An intensive investigation by Chicago police turned up the main piece of evidence -- the eyeglasses of Nathan Leopold with a distinctive mechanism sold to only three people in Chicago. The two were questioned formally on May 29. Loeb confessed, first blaming Leopold and Leopold later claimed in a book that he pleaded with Loeb to tell the truth. But the two agreed that they had committed the murder for the “thrill” of it.

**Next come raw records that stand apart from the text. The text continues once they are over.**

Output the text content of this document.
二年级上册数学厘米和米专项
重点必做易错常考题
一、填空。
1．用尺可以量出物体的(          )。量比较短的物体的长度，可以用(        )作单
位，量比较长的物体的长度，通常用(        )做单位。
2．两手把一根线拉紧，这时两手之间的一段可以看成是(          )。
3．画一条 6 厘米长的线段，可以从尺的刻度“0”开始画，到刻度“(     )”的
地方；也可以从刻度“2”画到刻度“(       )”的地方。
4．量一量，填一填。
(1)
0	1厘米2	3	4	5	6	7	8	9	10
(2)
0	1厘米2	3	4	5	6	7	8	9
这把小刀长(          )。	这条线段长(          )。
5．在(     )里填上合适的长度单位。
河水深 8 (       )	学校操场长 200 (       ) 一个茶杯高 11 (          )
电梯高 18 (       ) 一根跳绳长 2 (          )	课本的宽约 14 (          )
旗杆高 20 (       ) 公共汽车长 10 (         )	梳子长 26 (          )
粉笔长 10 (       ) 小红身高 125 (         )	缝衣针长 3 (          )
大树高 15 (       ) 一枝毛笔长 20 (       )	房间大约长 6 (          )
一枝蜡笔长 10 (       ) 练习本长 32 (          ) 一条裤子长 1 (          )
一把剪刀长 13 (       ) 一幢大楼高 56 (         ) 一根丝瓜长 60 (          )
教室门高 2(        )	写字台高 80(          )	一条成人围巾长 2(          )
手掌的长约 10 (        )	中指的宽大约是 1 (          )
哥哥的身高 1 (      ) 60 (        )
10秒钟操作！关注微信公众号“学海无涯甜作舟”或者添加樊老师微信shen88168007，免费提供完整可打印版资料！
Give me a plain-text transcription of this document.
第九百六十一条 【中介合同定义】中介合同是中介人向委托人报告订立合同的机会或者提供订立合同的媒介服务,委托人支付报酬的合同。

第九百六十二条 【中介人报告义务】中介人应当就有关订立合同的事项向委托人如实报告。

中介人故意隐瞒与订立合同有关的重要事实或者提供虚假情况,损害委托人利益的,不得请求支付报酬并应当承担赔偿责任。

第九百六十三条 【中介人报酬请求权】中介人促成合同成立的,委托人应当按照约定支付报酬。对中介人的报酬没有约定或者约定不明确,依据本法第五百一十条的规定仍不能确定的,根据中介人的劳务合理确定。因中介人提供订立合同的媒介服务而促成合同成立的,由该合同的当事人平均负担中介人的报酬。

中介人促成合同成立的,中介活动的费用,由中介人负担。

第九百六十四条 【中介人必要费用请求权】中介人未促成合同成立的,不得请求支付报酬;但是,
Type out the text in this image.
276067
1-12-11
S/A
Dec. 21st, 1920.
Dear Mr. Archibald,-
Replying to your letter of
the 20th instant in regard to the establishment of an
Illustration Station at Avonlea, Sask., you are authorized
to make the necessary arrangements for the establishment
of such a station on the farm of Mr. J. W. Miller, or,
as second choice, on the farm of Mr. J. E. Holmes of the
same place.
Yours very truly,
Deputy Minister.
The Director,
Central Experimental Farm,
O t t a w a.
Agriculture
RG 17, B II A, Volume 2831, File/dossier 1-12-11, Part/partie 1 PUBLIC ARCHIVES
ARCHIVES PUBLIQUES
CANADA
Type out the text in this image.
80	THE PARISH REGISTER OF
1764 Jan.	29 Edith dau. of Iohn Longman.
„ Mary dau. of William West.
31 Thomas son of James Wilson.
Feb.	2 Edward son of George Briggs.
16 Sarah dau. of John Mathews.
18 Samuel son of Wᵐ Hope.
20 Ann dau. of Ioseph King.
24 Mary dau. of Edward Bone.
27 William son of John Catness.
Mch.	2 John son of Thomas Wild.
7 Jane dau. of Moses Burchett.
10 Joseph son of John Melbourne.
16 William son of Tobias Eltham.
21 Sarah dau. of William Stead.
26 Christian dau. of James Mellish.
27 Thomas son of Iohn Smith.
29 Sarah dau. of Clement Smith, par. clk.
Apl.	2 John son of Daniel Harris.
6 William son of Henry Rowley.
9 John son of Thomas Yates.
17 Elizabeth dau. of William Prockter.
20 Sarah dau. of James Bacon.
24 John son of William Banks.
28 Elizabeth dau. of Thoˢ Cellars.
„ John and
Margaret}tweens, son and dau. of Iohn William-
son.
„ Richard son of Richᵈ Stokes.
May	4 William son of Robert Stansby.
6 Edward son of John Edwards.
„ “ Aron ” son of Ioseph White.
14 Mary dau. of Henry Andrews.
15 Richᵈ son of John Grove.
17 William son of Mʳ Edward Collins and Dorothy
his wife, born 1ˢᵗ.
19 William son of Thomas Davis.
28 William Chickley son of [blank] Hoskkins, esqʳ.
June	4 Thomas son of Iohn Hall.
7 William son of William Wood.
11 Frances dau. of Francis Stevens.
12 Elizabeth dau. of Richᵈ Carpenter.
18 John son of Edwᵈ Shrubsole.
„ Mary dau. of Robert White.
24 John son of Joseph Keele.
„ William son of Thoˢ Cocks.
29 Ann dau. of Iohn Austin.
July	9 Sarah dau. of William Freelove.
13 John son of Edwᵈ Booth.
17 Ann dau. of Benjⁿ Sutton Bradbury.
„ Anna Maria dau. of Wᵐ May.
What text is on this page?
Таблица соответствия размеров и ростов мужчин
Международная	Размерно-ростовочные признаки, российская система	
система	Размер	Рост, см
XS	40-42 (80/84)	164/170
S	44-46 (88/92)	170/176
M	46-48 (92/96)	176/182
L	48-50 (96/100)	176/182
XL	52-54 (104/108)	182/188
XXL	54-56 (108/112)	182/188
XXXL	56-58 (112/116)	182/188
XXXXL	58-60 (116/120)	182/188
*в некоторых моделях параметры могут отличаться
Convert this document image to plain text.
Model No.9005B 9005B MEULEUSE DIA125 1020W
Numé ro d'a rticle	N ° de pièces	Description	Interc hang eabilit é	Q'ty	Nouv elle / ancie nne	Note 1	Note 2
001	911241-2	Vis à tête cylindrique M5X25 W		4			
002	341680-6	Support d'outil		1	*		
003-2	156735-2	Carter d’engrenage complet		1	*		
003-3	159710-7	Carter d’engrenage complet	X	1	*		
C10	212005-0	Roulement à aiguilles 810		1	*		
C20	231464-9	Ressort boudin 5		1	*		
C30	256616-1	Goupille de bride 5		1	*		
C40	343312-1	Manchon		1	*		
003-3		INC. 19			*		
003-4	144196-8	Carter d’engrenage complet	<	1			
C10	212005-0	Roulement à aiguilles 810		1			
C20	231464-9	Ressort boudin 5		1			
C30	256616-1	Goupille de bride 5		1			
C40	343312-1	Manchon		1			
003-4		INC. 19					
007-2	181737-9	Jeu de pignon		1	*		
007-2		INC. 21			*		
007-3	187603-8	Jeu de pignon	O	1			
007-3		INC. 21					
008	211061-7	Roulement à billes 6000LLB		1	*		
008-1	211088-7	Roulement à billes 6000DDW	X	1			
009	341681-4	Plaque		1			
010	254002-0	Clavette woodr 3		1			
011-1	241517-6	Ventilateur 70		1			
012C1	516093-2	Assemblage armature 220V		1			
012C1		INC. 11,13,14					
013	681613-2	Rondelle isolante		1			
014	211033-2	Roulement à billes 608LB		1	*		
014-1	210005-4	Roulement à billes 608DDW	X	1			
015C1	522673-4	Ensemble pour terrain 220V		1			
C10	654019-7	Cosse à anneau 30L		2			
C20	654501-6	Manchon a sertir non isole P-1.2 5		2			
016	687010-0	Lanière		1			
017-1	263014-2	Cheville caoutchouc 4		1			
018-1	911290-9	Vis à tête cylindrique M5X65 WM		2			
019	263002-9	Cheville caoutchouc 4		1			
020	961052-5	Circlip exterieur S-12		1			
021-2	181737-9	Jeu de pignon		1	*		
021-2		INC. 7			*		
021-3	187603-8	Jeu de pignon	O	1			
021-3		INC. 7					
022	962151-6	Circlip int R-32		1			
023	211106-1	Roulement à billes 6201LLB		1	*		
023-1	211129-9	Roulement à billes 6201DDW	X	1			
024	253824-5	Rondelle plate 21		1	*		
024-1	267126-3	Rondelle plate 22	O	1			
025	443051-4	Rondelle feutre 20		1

The famous criminal defense attorney Clarence Darrow was hired by Loeb’s family for a fee rumored to be $1 million. Darrow, who was a strong opponent of the death penalty, went against the conventional wisdom at the time and insisted on a bench trial and elected to plead guilty on the theory that he could persuade Cook County Judge John Caverly to spare their lives. The sentencing hearing lasted 32 days and the 12-hour closing argument was considered to be the greatest rhetorical speech of Darrow’s career. Darrow’s strategy worked and in September 1924, Leopold and Loeb were sentenced to life in prison.
Though they were supposed to be separated, the two ended up together at Stateville Penitentiary where Loeb was murdered by another prisoner in 1936.
Leopold became a model prisoner and published an autobiography in 1958, the year he was released. Eventually Leopold moved to Puerto Rico, married and obtained a job as a medical technician at a hospital there. He had a heart attack and died there Aug. 29, 1971. He was 66.